A poche ore dalla vittoria sul Parma, resta forte la sensazione che senza il gesto sconsiderato di Suzuki, difficilmente il Napoli avrebbe ribaltato la partita. L’uscita da kamikaze del portiere giapponese ha lasciato in dieci i gialloblù, che fino a quel momento sembravano poter assorbire le sfuriate degli azzurri con discreto successo. Una considerazione che trova forza soprattutto nel primo tempo degli uomini di Pecchia, capaci di incartare i padroni di casa con una proposta di gioco assai ambiziosa. Un calcio ragionato eppure intensissimo, dove hanno fatto decisamente la differenza l’abilità di attivare le connessioni nello stretto. E immediatamente dopo imbucare alle spalle delle linee di pressione con improvvise verticalizzazioni.

Appare evidente che il centrocampo di Conte sia andato subito in difficoltà al cospetto del palleggio ducale. Complicatissimo, infatti, dover gestire gli scambi sul breve, in grado di garantire costantemente vantaggio numerico nella zona di centro-destra, tra Bernabè, Kovalski nel ruolo del raccordo tra le linee, e Man. Lo stesso dicasi sul versante opposto, quando si associavano tra loro Sohm, Mihaila e il trequartista polacco. In virtù del classico movimento palla avanti-indietro-dentro, gli emiliani mettevano in mezzo Lobotka e Anguissa. Costretti a uscire dalla comfort zone a caccia del pallone. Ma saltati facilmente grazie a ritmo ipercinetico, e buonissime qualità tecniche palesate dagli avversari.
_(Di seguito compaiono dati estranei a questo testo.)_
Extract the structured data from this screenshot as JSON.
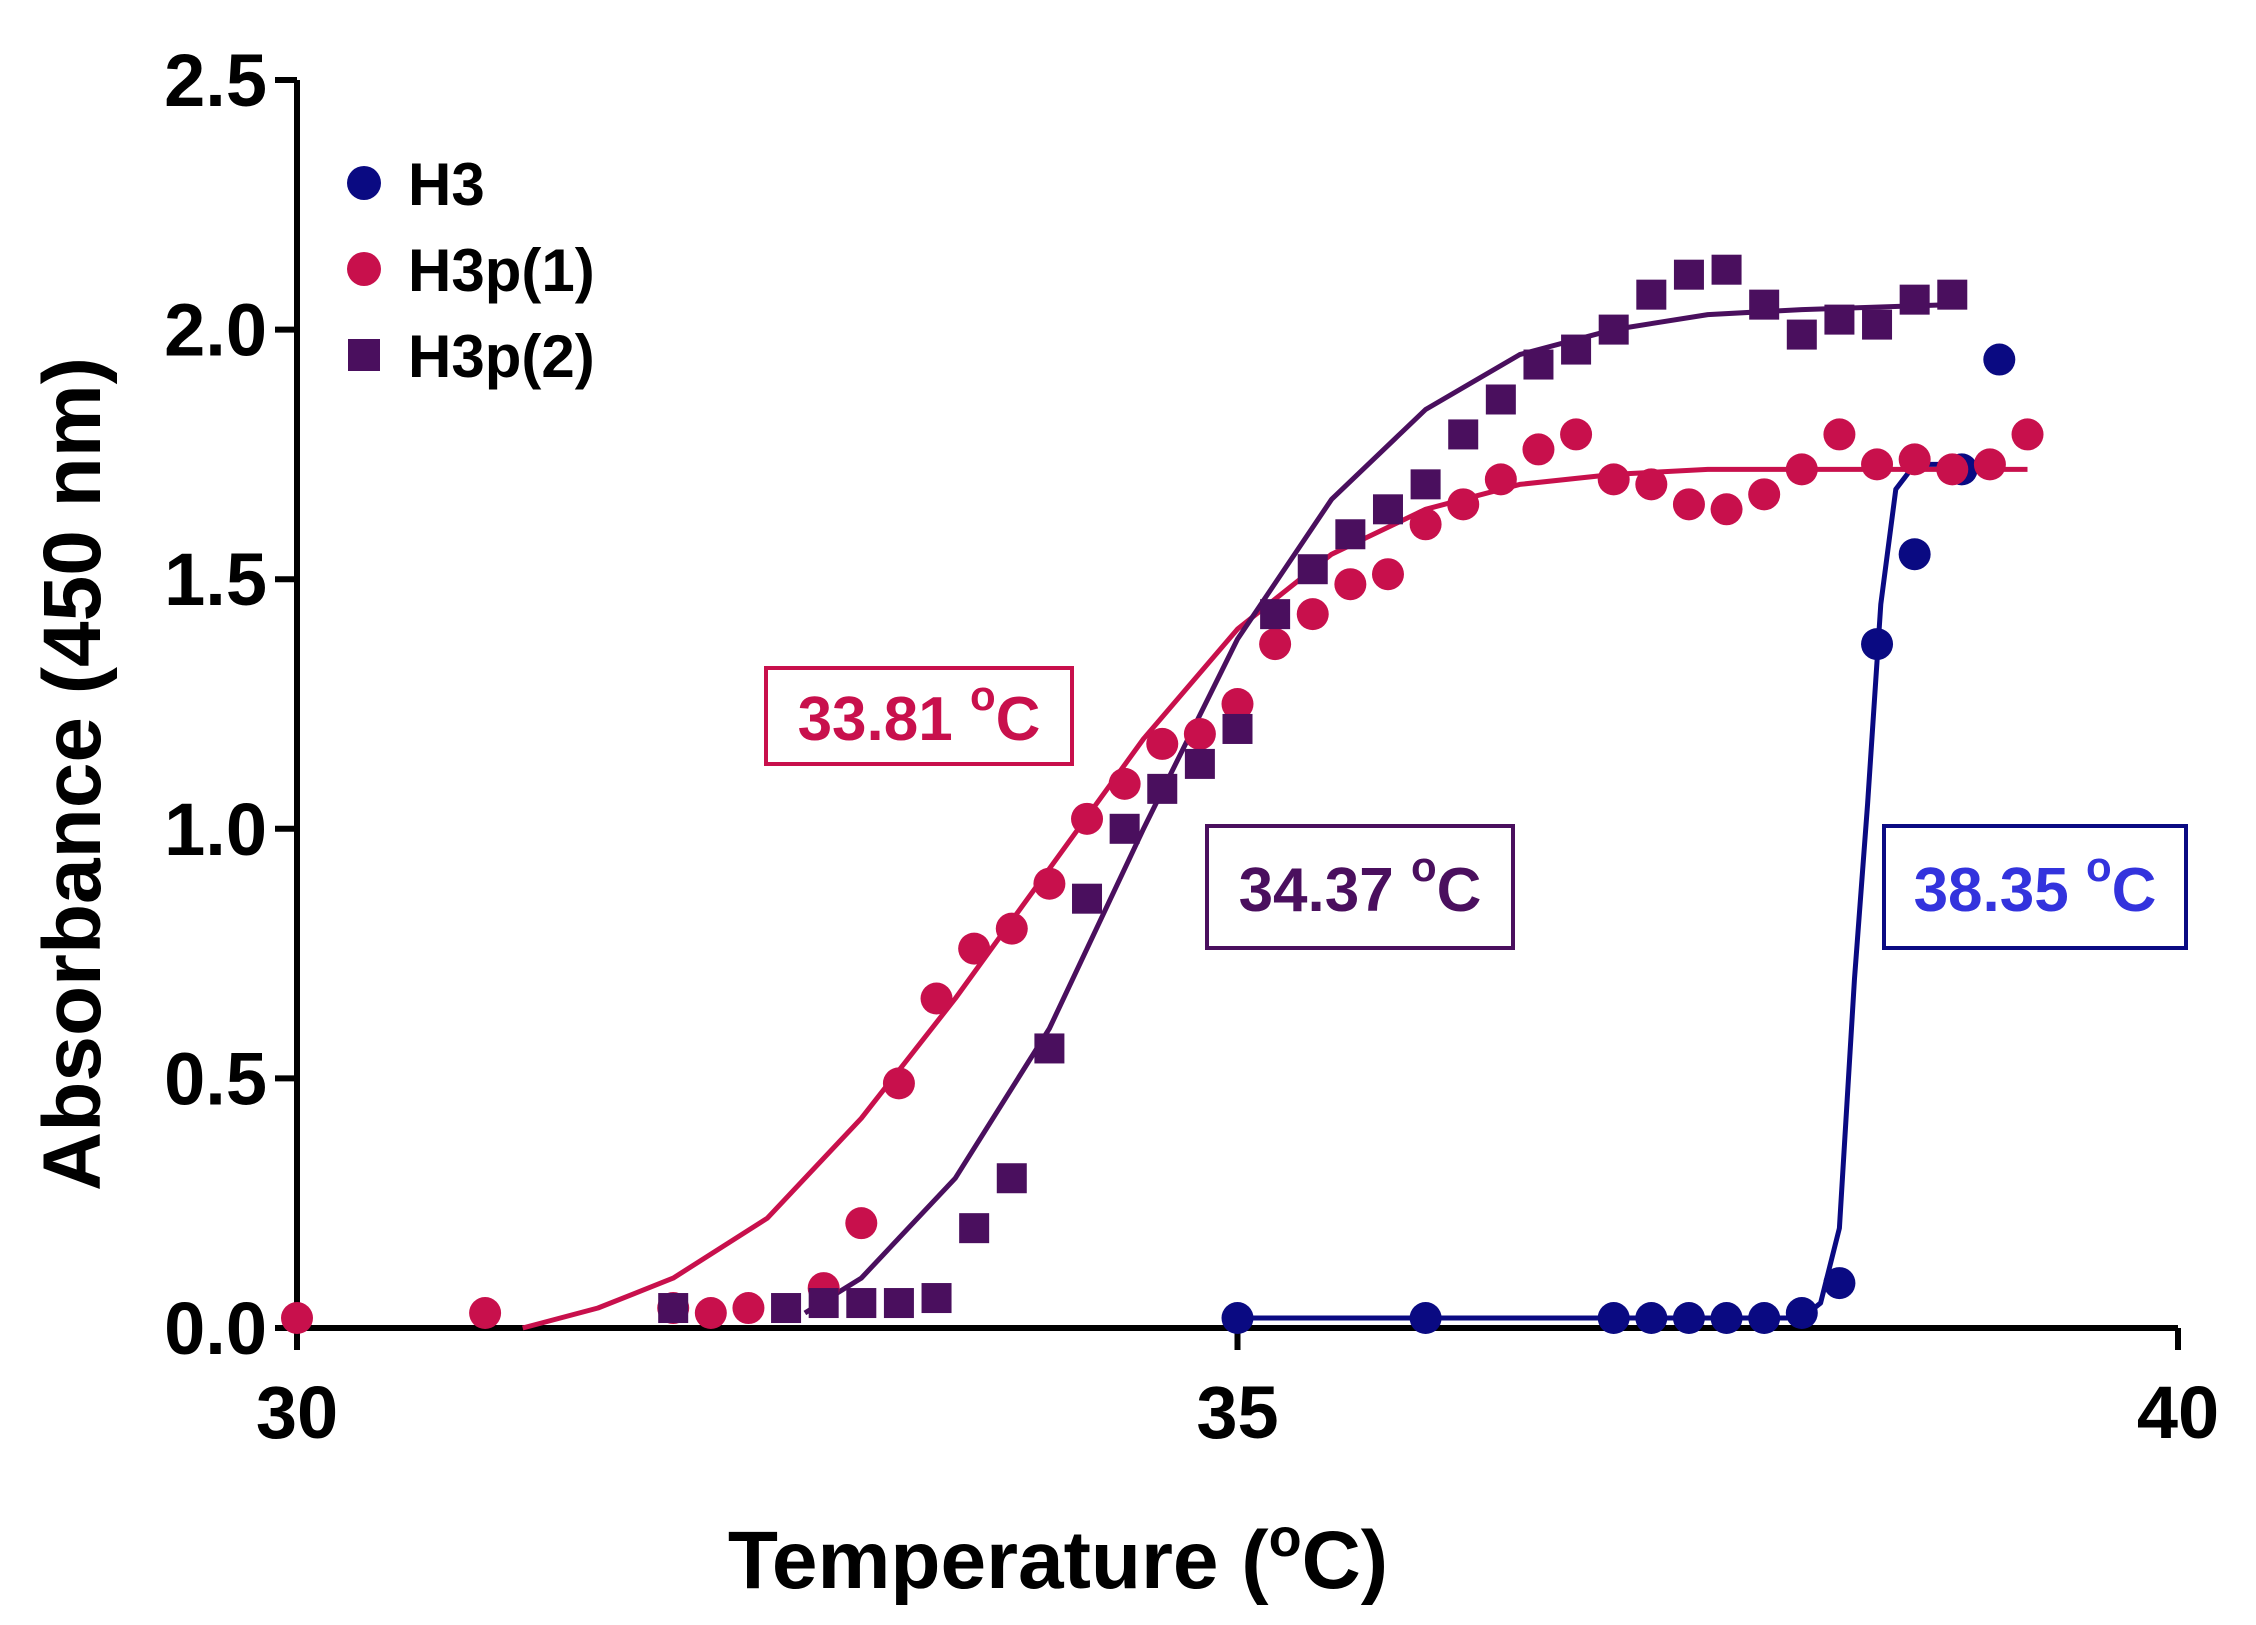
{
  "chart_data": {
    "type": "scatter",
    "xlabel_main": "Temperature (",
    "xlabel_sup": "o",
    "xlabel_end": "C)",
    "ylabel": "Absorbance (450 nm)",
    "xlim": [
      30,
      40
    ],
    "ylim": [
      0,
      2.5
    ],
    "xticks": [
      30,
      35,
      40
    ],
    "xtick_labels": [
      "30",
      "35",
      "40"
    ],
    "yticks": [
      0,
      0.5,
      1.0,
      1.5,
      2.0,
      2.5
    ],
    "ytick_labels": [
      "0.0",
      "0.5",
      "1.0",
      "1.5",
      "2.0",
      "2.5"
    ],
    "legend_position": "top-left",
    "series": [
      {
        "name": "H3",
        "color": "#0a0a82",
        "marker": "circle",
        "points": [
          [
            35.0,
            0.02
          ],
          [
            36.0,
            0.02
          ],
          [
            37.0,
            0.02
          ],
          [
            37.2,
            0.02
          ],
          [
            37.4,
            0.02
          ],
          [
            37.6,
            0.02
          ],
          [
            37.8,
            0.02
          ],
          [
            38.0,
            0.03
          ],
          [
            38.2,
            0.09
          ],
          [
            38.4,
            1.37
          ],
          [
            38.6,
            1.55
          ],
          [
            38.85,
            1.72
          ],
          [
            39.05,
            1.94
          ]
        ],
        "fit": [
          [
            35.0,
            0.02
          ],
          [
            38.0,
            0.02
          ],
          [
            38.1,
            0.05
          ],
          [
            38.2,
            0.2
          ],
          [
            38.28,
            0.7
          ],
          [
            38.35,
            1.05
          ],
          [
            38.42,
            1.45
          ],
          [
            38.5,
            1.68
          ],
          [
            38.6,
            1.73
          ],
          [
            38.85,
            1.73
          ]
        ],
        "annotation": {
          "value": "38.35",
          "unit_sup": "o",
          "unit": "C",
          "text_color": "#3333dd"
        }
      },
      {
        "name": "H3p(1)",
        "color": "#c8104c",
        "marker": "circle",
        "points": [
          [
            30.0,
            0.02
          ],
          [
            31.0,
            0.03
          ],
          [
            32.0,
            0.04
          ],
          [
            32.2,
            0.03
          ],
          [
            32.4,
            0.04
          ],
          [
            32.8,
            0.08
          ],
          [
            33.0,
            0.21
          ],
          [
            33.2,
            0.49
          ],
          [
            33.4,
            0.66
          ],
          [
            33.6,
            0.76
          ],
          [
            33.8,
            0.8
          ],
          [
            34.0,
            0.89
          ],
          [
            34.2,
            1.02
          ],
          [
            34.4,
            1.09
          ],
          [
            34.6,
            1.17
          ],
          [
            34.8,
            1.19
          ],
          [
            35.0,
            1.25
          ],
          [
            35.2,
            1.37
          ],
          [
            35.4,
            1.43
          ],
          [
            35.6,
            1.49
          ],
          [
            35.8,
            1.51
          ],
          [
            36.0,
            1.61
          ],
          [
            36.2,
            1.65
          ],
          [
            36.4,
            1.7
          ],
          [
            36.6,
            1.76
          ],
          [
            36.8,
            1.79
          ],
          [
            37.0,
            1.7
          ],
          [
            37.2,
            1.69
          ],
          [
            37.4,
            1.65
          ],
          [
            37.6,
            1.64
          ],
          [
            37.8,
            1.67
          ],
          [
            38.0,
            1.72
          ],
          [
            38.2,
            1.79
          ],
          [
            38.4,
            1.73
          ],
          [
            38.6,
            1.74
          ],
          [
            38.8,
            1.72
          ],
          [
            39.0,
            1.73
          ],
          [
            39.2,
            1.79
          ]
        ],
        "fit": [
          [
            31.2,
            0.0
          ],
          [
            31.6,
            0.04
          ],
          [
            32.0,
            0.1
          ],
          [
            32.5,
            0.22
          ],
          [
            33.0,
            0.42
          ],
          [
            33.5,
            0.66
          ],
          [
            34.0,
            0.92
          ],
          [
            34.5,
            1.18
          ],
          [
            35.0,
            1.4
          ],
          [
            35.5,
            1.55
          ],
          [
            36.0,
            1.64
          ],
          [
            36.5,
            1.69
          ],
          [
            37.0,
            1.71
          ],
          [
            37.5,
            1.72
          ],
          [
            38.0,
            1.72
          ],
          [
            39.2,
            1.72
          ]
        ],
        "annotation": {
          "value": "33.81",
          "unit_sup": "o",
          "unit": "C",
          "text_color": "#c8104c"
        }
      },
      {
        "name": "H3p(2)",
        "color": "#4a0f5e",
        "marker": "square",
        "points": [
          [
            32.0,
            0.04
          ],
          [
            32.6,
            0.04
          ],
          [
            32.8,
            0.05
          ],
          [
            33.0,
            0.05
          ],
          [
            33.2,
            0.05
          ],
          [
            33.4,
            0.06
          ],
          [
            33.6,
            0.2
          ],
          [
            33.8,
            0.3
          ],
          [
            34.0,
            0.56
          ],
          [
            34.2,
            0.86
          ],
          [
            34.4,
            1.0
          ],
          [
            34.6,
            1.08
          ],
          [
            34.8,
            1.13
          ],
          [
            35.0,
            1.2
          ],
          [
            35.2,
            1.43
          ],
          [
            35.4,
            1.52
          ],
          [
            35.6,
            1.59
          ],
          [
            35.8,
            1.64
          ],
          [
            36.0,
            1.69
          ],
          [
            36.2,
            1.79
          ],
          [
            36.4,
            1.86
          ],
          [
            36.6,
            1.93
          ],
          [
            36.8,
            1.96
          ],
          [
            37.0,
            2.0
          ],
          [
            37.2,
            2.07
          ],
          [
            37.4,
            2.11
          ],
          [
            37.6,
            2.12
          ],
          [
            37.8,
            2.05
          ],
          [
            38.0,
            1.99
          ],
          [
            38.2,
            2.02
          ],
          [
            38.4,
            2.01
          ],
          [
            38.6,
            2.06
          ],
          [
            38.8,
            2.07
          ]
        ],
        "fit": [
          [
            32.7,
            0.03
          ],
          [
            33.0,
            0.1
          ],
          [
            33.5,
            0.3
          ],
          [
            34.0,
            0.6
          ],
          [
            34.5,
            1.0
          ],
          [
            35.0,
            1.38
          ],
          [
            35.5,
            1.66
          ],
          [
            36.0,
            1.84
          ],
          [
            36.5,
            1.95
          ],
          [
            37.0,
            2.0
          ],
          [
            37.5,
            2.03
          ],
          [
            38.0,
            2.04
          ],
          [
            38.8,
            2.05
          ]
        ],
        "annotation": {
          "value": "34.37",
          "unit_sup": "o",
          "unit": "C",
          "text_color": "#4a0f5e"
        }
      }
    ]
  }
}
Che costringevano poi i due mediani azzurri a faticosissime corse all’indietro per recuperare la posizione.

In sottonumero a centrocampo

Una situazione resa ancora più complicata da decodificare, perché il calcio espresso dal Parma non era affatto sterile o monotematico. Anzi, l’Avvocatino variava con grande sagacia tattica il piano gara. Sfruttando anche la fisicità di Bonny, stimolava il lancio a esplorare la profondità, che attivava l’attaccante francese, mai avulso dal fare a sportellate o contendere le “seconde palle” a Buongiorno e Rrahmani. E se il Napoli era messo bene in campo, con le giuste distanze, allora era l’atletismo di Coulibaly – dirottato a sinistra dopo l’uscita di Valeri – a spostare l’asse della manovra. Sostanzialmente, il Parma forzava il possesso sul lato forte. Addensava lì giocatori che toccavano spesso il pallone, con Bonny che viene incontro a fare da sponda, appoggiandosi su Man. Quindi, il rumeno ribaltando interamente il fronte d’attacco, e attivava il lato debole. Favorendo la risalita del campo attraverso il cambio di gioco. 
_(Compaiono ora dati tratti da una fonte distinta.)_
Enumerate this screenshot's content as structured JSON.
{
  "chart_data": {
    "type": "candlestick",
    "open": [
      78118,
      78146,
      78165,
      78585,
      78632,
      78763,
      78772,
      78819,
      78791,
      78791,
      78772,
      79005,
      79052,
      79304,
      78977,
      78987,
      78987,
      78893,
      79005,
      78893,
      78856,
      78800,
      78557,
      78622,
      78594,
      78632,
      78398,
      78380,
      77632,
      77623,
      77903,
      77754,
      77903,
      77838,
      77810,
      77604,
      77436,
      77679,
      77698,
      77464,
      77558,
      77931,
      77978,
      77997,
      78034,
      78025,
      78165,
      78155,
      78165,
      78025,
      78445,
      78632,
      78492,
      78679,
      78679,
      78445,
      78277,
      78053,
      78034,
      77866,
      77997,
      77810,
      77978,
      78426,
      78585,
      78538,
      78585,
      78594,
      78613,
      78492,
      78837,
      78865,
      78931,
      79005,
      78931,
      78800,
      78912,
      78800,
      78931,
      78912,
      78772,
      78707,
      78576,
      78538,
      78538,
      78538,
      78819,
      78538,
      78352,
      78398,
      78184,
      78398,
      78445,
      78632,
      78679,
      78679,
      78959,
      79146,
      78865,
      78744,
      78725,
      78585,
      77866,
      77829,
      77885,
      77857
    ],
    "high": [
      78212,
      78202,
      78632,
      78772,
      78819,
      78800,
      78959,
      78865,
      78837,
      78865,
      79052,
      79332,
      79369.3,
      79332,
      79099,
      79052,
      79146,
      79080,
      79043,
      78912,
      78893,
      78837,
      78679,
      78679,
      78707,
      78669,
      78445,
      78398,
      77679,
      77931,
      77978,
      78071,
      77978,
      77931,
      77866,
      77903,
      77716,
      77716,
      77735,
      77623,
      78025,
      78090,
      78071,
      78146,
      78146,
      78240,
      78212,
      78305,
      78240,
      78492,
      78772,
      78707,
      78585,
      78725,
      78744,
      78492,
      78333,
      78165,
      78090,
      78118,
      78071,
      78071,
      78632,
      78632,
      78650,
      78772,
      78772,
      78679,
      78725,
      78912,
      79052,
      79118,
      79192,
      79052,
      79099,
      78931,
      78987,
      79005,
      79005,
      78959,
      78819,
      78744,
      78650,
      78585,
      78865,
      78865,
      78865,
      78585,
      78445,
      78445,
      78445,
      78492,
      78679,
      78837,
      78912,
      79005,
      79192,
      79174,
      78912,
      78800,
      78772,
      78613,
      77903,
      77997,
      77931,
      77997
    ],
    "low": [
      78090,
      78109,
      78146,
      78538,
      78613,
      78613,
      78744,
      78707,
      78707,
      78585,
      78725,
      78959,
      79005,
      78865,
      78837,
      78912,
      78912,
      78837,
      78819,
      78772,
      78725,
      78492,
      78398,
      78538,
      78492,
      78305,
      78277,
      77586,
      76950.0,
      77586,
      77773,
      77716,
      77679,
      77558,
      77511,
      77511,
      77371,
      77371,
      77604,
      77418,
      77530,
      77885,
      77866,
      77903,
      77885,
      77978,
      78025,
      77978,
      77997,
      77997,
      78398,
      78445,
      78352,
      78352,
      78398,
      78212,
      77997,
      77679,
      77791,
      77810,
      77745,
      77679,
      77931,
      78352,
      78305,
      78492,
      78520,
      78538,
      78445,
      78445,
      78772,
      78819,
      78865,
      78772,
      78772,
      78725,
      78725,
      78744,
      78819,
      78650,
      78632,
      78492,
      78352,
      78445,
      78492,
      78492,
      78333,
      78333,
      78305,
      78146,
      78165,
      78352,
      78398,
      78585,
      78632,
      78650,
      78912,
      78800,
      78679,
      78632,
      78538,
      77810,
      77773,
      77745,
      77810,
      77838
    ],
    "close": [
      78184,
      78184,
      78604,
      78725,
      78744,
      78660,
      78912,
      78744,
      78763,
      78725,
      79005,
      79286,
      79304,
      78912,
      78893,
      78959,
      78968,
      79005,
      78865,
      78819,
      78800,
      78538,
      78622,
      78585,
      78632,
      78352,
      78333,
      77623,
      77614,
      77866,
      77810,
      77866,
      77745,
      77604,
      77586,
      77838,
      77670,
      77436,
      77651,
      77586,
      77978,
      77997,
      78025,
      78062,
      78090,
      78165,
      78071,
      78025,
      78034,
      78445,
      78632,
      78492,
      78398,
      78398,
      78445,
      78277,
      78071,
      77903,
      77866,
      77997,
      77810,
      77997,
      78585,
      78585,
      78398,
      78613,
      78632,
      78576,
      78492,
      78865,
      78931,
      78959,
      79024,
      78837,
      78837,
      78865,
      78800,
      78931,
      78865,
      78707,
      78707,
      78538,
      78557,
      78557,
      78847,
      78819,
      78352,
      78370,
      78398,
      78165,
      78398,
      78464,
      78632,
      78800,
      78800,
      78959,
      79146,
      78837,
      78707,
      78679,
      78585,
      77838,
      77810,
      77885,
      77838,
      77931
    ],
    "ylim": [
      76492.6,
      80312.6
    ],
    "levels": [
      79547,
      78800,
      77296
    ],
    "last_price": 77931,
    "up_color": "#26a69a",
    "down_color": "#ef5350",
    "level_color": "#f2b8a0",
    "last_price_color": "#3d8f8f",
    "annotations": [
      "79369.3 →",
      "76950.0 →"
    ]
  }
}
A proposito di esterni. Ieri sera il Napoli ha sofferto non poco il rendimento insufficiente di Politano e Mazzocchi. De facto inadatti a bilanciare gli inserimenti di Mihaila e Coulibaly: troppo lo spazio concesso, si creava una voragine tra il laterale a tutta fascia che saliva per contrapporsi al terzino gialloblù, e la “terra di nessuno” alle sue spalle. Dove si buttava puntualmente Mihaila, mai assorbito da Politano, perennemente in ritardo nella fase di copertura.  

Lo stesso problema l’ha avuto Olivera con Man. L’uruguagio difetta nella marcatura diretta, e nelle preventive appare veramente disastroso. Pecche che ne hanno messo a nudo il modo approssimativo di contenere un’ala elettrica che sa interpretare il ruolo pure come una seconda punta. Dunque, con un maggior ventaglio di giocate in termini di sfumature prettamente offensive, tipo smarcarsi senza palla, per ricevere e poi superare l’uomo rientrando sul sinistro.

Il bello viene adesso

Insomma, fino all’espulsione, il Parma ha dato l’impressione di essere davvero una realtà ben organizzata. In grado di far male non soltanto con rapide ripartenze. Merito del Napoli aver ripreso per i capelli un match che sembrava indirizzato su ben altri binari. Il gruppo che sta cercando di costruire Conte ha mostrato sì dei limiti di natura strutturale. Ma anche di saper soffrire e disfare un trend negativo, che magari l’anno scorso avrebbe fatto soccombere desolatamente la squadra. Al contrario, la rimonta certifica che gli azzurri hanno potenzialmente in mano le carte per costruirsi una stagione ambiziosa.